What are the key contributors to ARCA Fondi SGR’s success over the past 35 years?

Arca has always put clients and distributors first. That is to say we have always privileged fair pricing for funds and developing high quality products and services for our customers. This requires constant innovation as an objective and looking for people’s talent to be free to produce its effect

Why are people the founding element of ARCA Fondi SGR and how have you sustained this vision over the years?

We work in small teams, people are young and motivated and can perform duties with a high level of autonomy and responsibility. Innovation is asked to everyone, everyday

What makes Arca Fondi SGR different from other asset management firms in Italy?

Arca is a company focused on doing what it can do very well, that is to say mutual and pension funds, services for clients and banks. We never follow short term trends but always look for long lasting impact on the industry, like we’ve done may times in the past

What products/services has ARCA Fondi SGR pioneered?

Arca has been the inventor of “Arca Cedola”, fixed-horizon, coupon paying funds, which have been with no doubt the greatest product innovation of the past 12 years on the Italian market.
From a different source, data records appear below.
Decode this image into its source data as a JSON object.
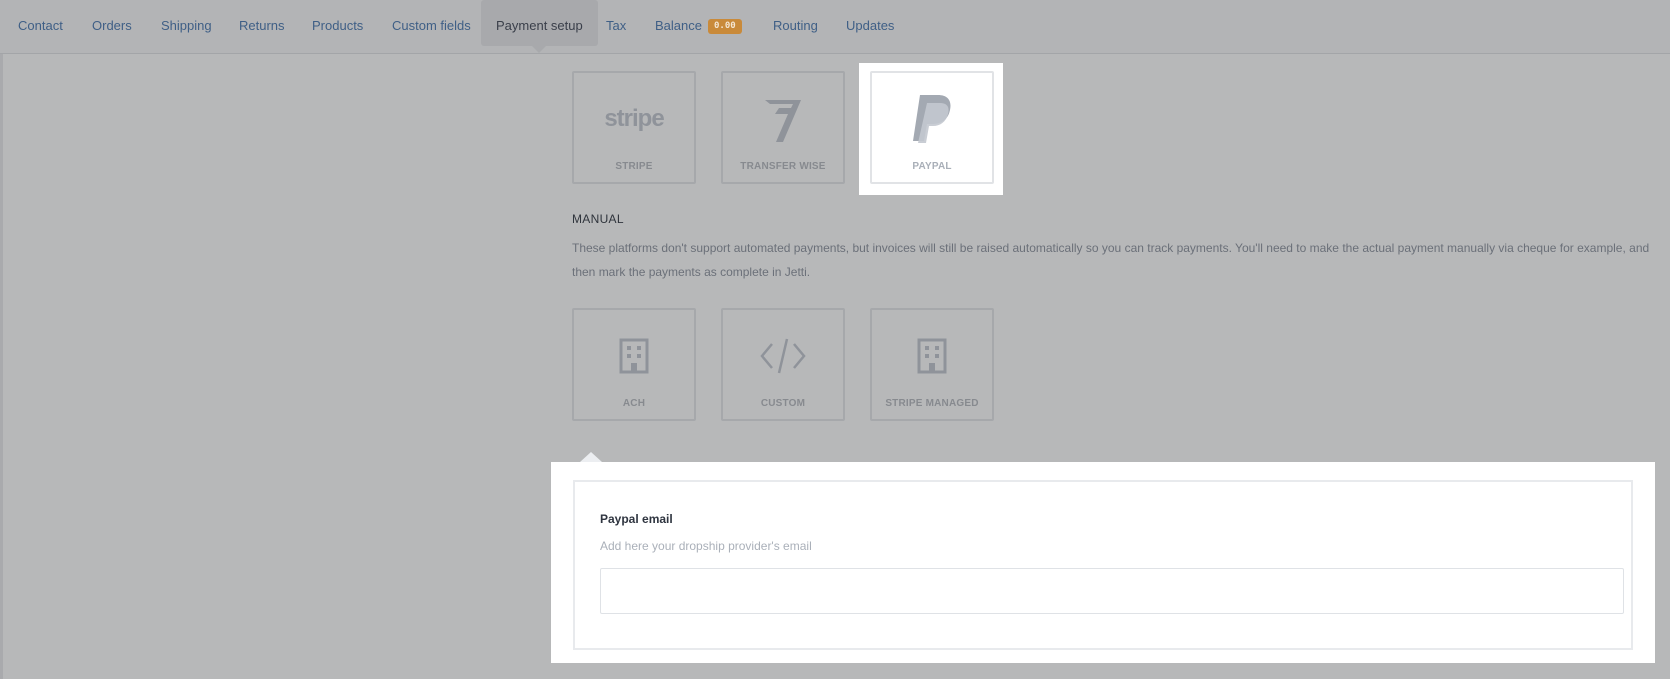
{
  "nav": {
    "items": [
      {
        "label": "Contact"
      },
      {
        "label": "Orders"
      },
      {
        "label": "Shipping"
      },
      {
        "label": "Returns"
      },
      {
        "label": "Products"
      },
      {
        "label": "Custom fields"
      },
      {
        "label": "Payment setup",
        "active": true
      },
      {
        "label": "Tax"
      },
      {
        "label": "Balance",
        "badge": "0.00"
      },
      {
        "label": "Routing"
      },
      {
        "label": "Updates"
      }
    ]
  },
  "automated_methods": [
    {
      "label": "STRIPE",
      "icon": "stripe-logo-icon",
      "logo_text": "stripe"
    },
    {
      "label": "TRANSFER WISE",
      "icon": "transferwise-logo-icon"
    },
    {
      "label": "PAYPAL",
      "icon": "paypal-logo-icon",
      "selected": true
    }
  ],
  "manual": {
    "title": "MANUAL",
    "description": "These platforms don't support automated payments, but invoices will still be raised automatically so you can track payments. You'll need to make the actual payment manually via cheque for example, and then mark the payments as complete in Jetti.",
    "methods": [
      {
        "label": "ACH",
        "icon": "building-icon"
      },
      {
        "label": "CUSTOM",
        "icon": "code-icon"
      },
      {
        "label": "STRIPE MANAGED",
        "icon": "building-icon"
      }
    ]
  },
  "paypal_form": {
    "label": "Paypal email",
    "help": "Add here your dropship provider's email",
    "value": "",
    "placeholder": ""
  },
  "colors": {
    "overlay": "#b7b8b9",
    "link": "#3f5f86",
    "badge": "#c98a3a",
    "card_border": "#a6a8ab",
    "icon_gray": "#8f939a"
  }
}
This type of funds, at first strictly based on bonds and later as a balanced product, has encountered an enormous success both with clients and distributors due to its simple and effective value proposition. Arca is a market leader also in the “PIR” segment of funds, a range of product focused on mid and small sized companies, that have been the best performers in the Italian stock market for the last few years. In services, Arca is a leader in technology applied to asset management. Our website, app and digital services for clients and banks are award winning, state of the art combination of data, technology and channels, and the best is yet to come on this side.

What strategies do you have in place to sustain your market position and withstand professional competition in the country?
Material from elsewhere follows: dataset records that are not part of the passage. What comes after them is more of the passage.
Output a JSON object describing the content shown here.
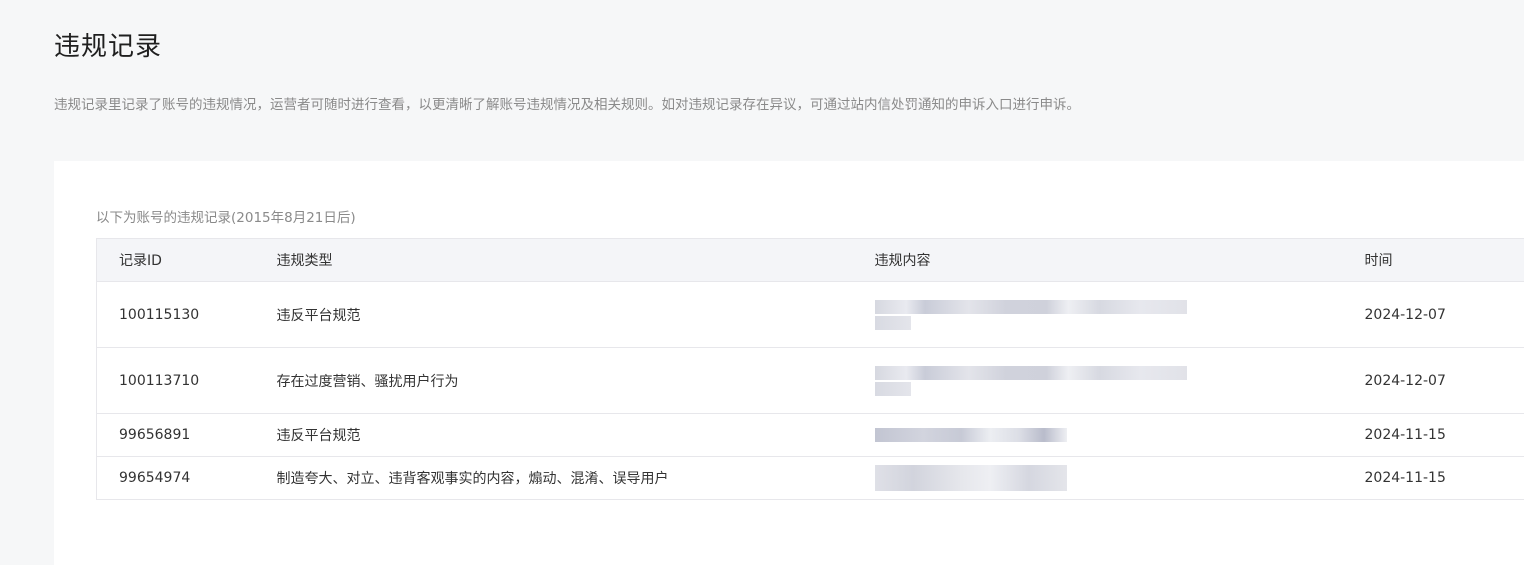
{
  "page": {
    "title": "违规记录",
    "description": "违规记录里记录了账号的违规情况，运营者可随时进行查看，以更清晰了解账号违规情况及相关规则。如对违规记录存在异议，可通过站内信处罚通知的申诉入口进行申诉。"
  },
  "table": {
    "caption": "以下为账号的违规记录(2015年8月21日后)",
    "columns": {
      "id": "记录ID",
      "type": "违规类型",
      "content": "违规内容",
      "time": "时间"
    },
    "rows": [
      {
        "id": "100115130",
        "type": "违反平台规范",
        "time": "2024-12-07"
      },
      {
        "id": "100113710",
        "type": "存在过度营销、骚扰用户行为",
        "time": "2024-12-07"
      },
      {
        "id": "99656891",
        "type": "违反平台规范",
        "time": "2024-11-15"
      },
      {
        "id": "99654974",
        "type": "制造夸大、对立、违背客观事实的内容，煽动、混淆、误导用户",
        "time": "2024-11-15"
      }
    ]
  }
}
As I mentioned, we do not waste resources on projects with dubious results, instead we constantly invest on people, products and services. The high level of profitability that Arca has been able to maintain even in difficult years for the markets of the banking sector is a further testimony that this strategy works very well

How do you use technology to create meaningful experiences for your customers?

First of all, we have created a whole new division, Arca InnovAction Lab, dedicated to technology, data and processes. This ensures projects are delivered quickly and they are free to leave bad past practices behind., Arca’s website, provides distributors with detailed information on clients’ portfolios, asset under management and subscription/redemption requests. It monitors aggregate selling data offering to our partners a suite functions and analytics to track commercial campaigns. And if the banks branches need assistance, they may ask Sara, our digital chatbot. A broad and timely multimedia production, covering exclusive reports, comments, presentations, videos, webinars and newsletters is also available on the website.

Customers, subscribing Arca’s funds through its distributors’ network, may access Arcaclick, a dedicated area on With Arcaclick the client can easily browse through her portfolio of funds, analyze its characteristics, view transactions and historical funds’ performance in customizable views. Arcaclick is also a powerful source of information on Arca product range: Prospectus, KIIDs and other literature is easily accessible along with news, comments and reports. Arcaclick may also be accessed via Arca Fondi App, a free application for mobiles and tables, running on both iOS and Android. Available 24/7 and in mobility, Arcaclick gives clients the opportunity access information, news and details of their personal portfolio anytime and anywhere.

What key trends will drive pension growth in 2020 and beyond?

The Italian market for pension funds is still very small and therefore there is a great opportunity to grow. Arca Fondi manages the biggest open ended Italian pension fund and it’s been constantly at the top of its rankings. As people and workers are looking for yield and to weather short term volatility, the pension fund is very well poised to profit from this trend.